Acórdão nº 355/14.0TTCBR.C1.S1 de Supremo Tribunal de Justiça (Portugal), 07 de Abril de 2016

Magistrado ResponsávelRIBEIRO CARDOSO
Data da Resolução07 de Abril de 2016
EmissorSupremo Tribunal de Justiça (Portugal)

Acordam na Secção Social do Supremo Tribunal de Justiça ([1]) AA instaurou, contra BB, LDA, a presente ação com processo comum, emergente de contrato individual de trabalho, pedindo que se condene a Ré a reconhecer que a Autora resolveu o contrato de trabalho com justa causa, com data de 30/11/2013; a indemnizar a Autora pela rescisão com justa causa, no montante de € 13.084,93; a pagar-lhe os créditos salariais vencidos até à data da rescisão do contrato de trabalho no montante de €17.435,15 e a pagar-lhe os juros de mora que se vencerem até integral pagamento daqueles valores.

Como fundamento alegou que, quando a Ré lhe comunicou que iria proceder à transferência temporária do seu local de trabalho para a sua sede em Lisboa, respondeu invocando as razões pessoais, profissionais e familiares da impossibilidade de aceitar tal transferência, além de que, à data, encontravam-‑se em dívida retribuições vencidas há mais de 8 meses e verificava-se violação do direito à ocupação efetiva, por não ter sido reintegrada na sequência de decisão judicial transitada em julgado. Na falta de resposta da Ré, a Autora resolveu o contrato com invocação de justa causa.

Contestou a Ré, alegando que a Autora, ao recusar-se a comparecer na sua sede, não pode invocar que não lhe distribuiu trabalho concreto. A não apresentação ao serviço deu origem a faltas injustificadas, por isso, ao reclamar em execução de sentença retribuições relativas a esse período, fê-lo de modo abusivo, antes da resolução do contrato de trabalho, sendo que, eventualmente, as únicas remunerações em dívida seriam as de Outubro e Novembro de 2013, não existindo fundamento legal para a resolução naquela data, o que confere à Ré o direito a exigir uma indemnização nos termos dos arts. 399º, 400º e 401º, todos do Código do Trabalho (diploma a que se reportação todos os preceitos doravante invocados sem menção de outra fonte), o que pede em reconvenção.

A Autora respondeu, concluindo pela improcedência do pedido reconvencional ou, caso assim não se entenda, pela redução da indemnização ao correspondente prazo do aviso prévio.
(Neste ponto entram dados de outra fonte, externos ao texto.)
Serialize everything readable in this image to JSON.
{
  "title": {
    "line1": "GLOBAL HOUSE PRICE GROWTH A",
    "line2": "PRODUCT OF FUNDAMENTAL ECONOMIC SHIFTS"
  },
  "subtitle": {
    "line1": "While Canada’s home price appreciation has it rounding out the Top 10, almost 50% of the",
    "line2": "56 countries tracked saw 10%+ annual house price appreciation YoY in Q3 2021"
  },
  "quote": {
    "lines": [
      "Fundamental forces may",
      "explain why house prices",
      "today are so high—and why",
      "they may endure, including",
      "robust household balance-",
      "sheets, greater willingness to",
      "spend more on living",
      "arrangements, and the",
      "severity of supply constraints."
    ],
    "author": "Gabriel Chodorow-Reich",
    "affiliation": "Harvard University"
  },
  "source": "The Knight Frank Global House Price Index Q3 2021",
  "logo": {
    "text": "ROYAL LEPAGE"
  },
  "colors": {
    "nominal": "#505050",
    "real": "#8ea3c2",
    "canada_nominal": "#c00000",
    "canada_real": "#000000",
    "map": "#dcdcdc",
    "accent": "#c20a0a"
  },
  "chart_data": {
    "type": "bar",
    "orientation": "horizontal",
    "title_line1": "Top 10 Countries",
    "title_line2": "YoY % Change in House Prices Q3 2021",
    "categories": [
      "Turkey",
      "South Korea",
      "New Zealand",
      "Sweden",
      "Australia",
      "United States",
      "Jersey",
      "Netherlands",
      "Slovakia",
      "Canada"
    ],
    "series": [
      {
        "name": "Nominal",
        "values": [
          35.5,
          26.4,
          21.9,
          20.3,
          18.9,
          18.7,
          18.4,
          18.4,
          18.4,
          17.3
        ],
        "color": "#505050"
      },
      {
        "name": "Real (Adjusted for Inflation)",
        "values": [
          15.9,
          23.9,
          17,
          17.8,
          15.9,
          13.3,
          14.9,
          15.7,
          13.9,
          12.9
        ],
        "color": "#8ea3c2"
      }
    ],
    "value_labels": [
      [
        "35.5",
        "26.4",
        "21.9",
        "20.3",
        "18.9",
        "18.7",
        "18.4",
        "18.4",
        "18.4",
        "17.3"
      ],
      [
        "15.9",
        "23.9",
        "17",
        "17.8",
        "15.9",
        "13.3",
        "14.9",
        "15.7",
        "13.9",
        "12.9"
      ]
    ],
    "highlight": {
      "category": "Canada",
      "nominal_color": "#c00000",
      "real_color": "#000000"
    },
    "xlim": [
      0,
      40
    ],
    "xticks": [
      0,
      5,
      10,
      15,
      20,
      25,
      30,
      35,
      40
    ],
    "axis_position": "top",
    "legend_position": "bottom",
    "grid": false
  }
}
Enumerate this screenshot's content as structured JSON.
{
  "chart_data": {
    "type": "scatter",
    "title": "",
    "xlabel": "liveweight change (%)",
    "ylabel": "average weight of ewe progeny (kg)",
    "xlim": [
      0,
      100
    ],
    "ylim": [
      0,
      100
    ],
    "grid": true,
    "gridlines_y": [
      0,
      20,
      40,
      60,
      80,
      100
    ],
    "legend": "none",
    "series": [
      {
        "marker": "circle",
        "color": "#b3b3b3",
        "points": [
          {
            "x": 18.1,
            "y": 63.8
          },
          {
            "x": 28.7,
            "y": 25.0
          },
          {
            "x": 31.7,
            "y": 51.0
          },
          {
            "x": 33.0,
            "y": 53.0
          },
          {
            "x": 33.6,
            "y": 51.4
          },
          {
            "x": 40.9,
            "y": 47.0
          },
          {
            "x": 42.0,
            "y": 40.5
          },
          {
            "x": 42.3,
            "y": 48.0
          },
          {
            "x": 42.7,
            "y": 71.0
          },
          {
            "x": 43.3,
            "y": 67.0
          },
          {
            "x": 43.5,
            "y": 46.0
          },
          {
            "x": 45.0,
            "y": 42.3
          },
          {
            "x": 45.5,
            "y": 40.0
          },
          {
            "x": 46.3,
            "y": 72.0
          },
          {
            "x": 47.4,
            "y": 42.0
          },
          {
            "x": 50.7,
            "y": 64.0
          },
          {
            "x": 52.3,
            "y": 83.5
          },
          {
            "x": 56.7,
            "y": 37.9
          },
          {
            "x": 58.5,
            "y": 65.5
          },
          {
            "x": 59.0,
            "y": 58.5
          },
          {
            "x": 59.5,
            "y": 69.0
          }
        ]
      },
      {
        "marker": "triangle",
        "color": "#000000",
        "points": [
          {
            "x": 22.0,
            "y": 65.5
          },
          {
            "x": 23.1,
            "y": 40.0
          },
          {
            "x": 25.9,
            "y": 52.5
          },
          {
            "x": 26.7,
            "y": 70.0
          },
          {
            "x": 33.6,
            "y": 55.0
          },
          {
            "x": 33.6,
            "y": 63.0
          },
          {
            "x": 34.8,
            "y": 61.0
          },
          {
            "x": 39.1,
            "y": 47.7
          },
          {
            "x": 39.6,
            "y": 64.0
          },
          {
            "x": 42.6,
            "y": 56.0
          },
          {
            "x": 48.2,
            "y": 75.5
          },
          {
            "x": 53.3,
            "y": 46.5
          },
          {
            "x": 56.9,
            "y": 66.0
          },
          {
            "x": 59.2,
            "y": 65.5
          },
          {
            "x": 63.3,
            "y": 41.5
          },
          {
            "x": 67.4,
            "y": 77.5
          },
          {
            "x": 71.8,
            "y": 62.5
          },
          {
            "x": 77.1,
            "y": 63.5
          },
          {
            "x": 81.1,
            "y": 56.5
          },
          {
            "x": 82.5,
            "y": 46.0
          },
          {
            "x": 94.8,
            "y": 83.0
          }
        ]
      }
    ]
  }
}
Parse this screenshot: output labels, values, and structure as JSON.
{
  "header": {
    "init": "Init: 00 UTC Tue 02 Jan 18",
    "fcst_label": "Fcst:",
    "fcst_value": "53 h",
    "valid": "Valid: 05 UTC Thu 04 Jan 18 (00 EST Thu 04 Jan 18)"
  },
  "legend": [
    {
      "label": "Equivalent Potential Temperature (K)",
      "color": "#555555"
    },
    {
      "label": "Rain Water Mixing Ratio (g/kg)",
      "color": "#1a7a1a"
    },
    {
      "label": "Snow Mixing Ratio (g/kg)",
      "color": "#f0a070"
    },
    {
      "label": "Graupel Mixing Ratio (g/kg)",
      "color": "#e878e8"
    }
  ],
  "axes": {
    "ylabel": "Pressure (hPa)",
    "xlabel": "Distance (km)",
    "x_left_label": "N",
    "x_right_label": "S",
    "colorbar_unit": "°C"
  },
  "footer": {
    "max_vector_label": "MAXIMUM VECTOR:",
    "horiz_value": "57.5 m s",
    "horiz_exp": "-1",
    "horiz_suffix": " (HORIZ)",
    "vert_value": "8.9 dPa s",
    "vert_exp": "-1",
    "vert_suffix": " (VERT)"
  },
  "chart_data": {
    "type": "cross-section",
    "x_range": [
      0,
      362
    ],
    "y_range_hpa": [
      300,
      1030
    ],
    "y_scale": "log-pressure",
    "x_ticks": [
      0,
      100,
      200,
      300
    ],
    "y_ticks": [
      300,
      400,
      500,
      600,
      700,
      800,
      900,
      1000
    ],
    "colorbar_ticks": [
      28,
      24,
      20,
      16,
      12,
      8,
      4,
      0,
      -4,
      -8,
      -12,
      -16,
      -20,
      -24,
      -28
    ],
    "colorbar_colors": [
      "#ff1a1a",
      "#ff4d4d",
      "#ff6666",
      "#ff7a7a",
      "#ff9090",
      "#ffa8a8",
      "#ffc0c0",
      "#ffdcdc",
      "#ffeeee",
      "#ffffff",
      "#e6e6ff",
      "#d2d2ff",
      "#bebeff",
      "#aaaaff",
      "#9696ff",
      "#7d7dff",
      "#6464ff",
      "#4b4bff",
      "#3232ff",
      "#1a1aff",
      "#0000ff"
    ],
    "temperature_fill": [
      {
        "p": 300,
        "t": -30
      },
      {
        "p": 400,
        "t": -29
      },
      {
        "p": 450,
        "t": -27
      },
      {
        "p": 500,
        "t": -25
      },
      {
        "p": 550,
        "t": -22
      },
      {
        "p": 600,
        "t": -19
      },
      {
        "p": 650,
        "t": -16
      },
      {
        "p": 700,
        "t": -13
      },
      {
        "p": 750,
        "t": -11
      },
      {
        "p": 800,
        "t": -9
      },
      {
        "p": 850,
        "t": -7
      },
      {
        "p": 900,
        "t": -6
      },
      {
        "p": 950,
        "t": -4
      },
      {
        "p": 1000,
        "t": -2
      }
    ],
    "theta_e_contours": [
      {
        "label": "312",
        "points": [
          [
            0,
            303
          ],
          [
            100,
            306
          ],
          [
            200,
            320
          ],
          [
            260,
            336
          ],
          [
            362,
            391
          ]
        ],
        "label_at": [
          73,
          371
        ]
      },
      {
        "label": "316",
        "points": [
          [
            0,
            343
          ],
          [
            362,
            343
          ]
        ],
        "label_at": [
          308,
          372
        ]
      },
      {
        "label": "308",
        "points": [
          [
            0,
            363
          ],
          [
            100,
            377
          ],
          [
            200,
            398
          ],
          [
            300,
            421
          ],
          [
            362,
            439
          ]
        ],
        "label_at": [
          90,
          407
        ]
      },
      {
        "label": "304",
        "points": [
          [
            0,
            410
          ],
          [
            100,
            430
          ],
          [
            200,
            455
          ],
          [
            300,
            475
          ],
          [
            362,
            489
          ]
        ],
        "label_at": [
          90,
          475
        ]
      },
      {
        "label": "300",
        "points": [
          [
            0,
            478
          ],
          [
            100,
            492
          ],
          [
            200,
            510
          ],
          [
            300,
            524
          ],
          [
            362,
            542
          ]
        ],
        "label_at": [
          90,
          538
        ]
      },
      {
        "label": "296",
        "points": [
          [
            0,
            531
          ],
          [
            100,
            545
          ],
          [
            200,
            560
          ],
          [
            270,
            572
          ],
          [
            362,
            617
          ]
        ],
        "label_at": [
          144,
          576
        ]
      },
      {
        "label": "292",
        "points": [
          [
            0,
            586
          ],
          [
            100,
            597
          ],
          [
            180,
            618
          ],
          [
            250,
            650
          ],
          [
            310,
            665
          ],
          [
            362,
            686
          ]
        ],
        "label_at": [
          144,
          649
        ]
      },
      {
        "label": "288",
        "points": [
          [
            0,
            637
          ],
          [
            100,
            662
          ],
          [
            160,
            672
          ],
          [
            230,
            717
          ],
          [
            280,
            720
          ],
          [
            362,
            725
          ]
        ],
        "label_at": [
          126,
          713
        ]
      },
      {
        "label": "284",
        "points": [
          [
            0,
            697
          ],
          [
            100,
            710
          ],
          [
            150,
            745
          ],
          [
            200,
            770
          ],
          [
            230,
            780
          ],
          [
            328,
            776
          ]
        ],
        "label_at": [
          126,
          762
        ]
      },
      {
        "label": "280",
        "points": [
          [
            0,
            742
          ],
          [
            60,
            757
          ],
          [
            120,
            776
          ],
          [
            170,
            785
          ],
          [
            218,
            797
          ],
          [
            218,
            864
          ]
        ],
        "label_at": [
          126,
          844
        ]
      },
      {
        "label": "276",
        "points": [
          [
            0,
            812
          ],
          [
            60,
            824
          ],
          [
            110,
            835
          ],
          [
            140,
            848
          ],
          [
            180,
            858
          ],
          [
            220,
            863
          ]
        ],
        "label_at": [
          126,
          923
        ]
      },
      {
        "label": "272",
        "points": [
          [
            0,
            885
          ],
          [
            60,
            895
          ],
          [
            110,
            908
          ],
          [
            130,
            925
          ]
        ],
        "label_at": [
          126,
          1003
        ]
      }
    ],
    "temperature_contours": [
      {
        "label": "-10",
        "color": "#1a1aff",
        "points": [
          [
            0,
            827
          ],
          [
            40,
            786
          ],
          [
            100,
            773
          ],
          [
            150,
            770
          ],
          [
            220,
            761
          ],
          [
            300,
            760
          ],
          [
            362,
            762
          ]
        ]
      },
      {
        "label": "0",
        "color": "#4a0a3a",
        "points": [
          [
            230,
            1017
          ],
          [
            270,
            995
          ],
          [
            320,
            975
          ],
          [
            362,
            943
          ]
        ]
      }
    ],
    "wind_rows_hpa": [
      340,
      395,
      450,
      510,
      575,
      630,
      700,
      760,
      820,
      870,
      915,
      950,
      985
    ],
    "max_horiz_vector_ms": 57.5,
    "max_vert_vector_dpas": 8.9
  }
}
Instruída e julgada a causa, foi proferida sentença julgando parcialmente procedente a ação e procedente o pedido reconvencional e decidindo: “

  1. Considerar ilícita a resolução do contrato de trabalho, por iniciativa da Autora e, considerar improcedente o pedido de indemnização por este formulado nos autos; b) Condenar a Ré a pagar à Autora as férias e subsídio de férias (vencidos em 01/01/2013) e os proporcionais de férias, subsídio de férias e de Natal correspondentes ao tempo de serviço prestado nesse ano da cessação do contrato, num total de € 17.082,75 (dezassete mil e oitenta e dois euros e setenta e cinco cêntimos).

  2. Aos valores acima descritos acrescem os correspondentes juros de mora, à taxa legal em vigor, contados desde a citação até integral e efectivo pagamento.

  3. Condenar a Autora a pagar à Ré a indemnização por falta do aviso previsto a que alude o art. 401º do CT, no valor de € 7.200,00.

  4. Absolver a Ré do demais peticionado.

  5. Absolver a Autora do pedido de condenação como litigante de má fé formulado pela Ré.

    Custas por A. e Ré, na proporção do respectivo decaimento – art 537.º, nº2, do NCPCivil”.

    Inconformada, a autora apelou da decisão, tendo sido proferida a seguinte decisão: “Julgar procedente a apelação e em, na alteração da sentença: 1 - revogar o decidido nas als. a) e d) do dispositivo da sentença; 2 - declarar que assistiu justa causa à Autora na resolução do seu contrato de trabalho com a Ré; 3 - condenar a Ré a pagar ao Autor, a título de indemnização por tal justa causa, o montante de € 13.084,93, acrescidos de juros, à taxa legal, vencidos e vincendos desde 30/11/2013 até integral pagamento.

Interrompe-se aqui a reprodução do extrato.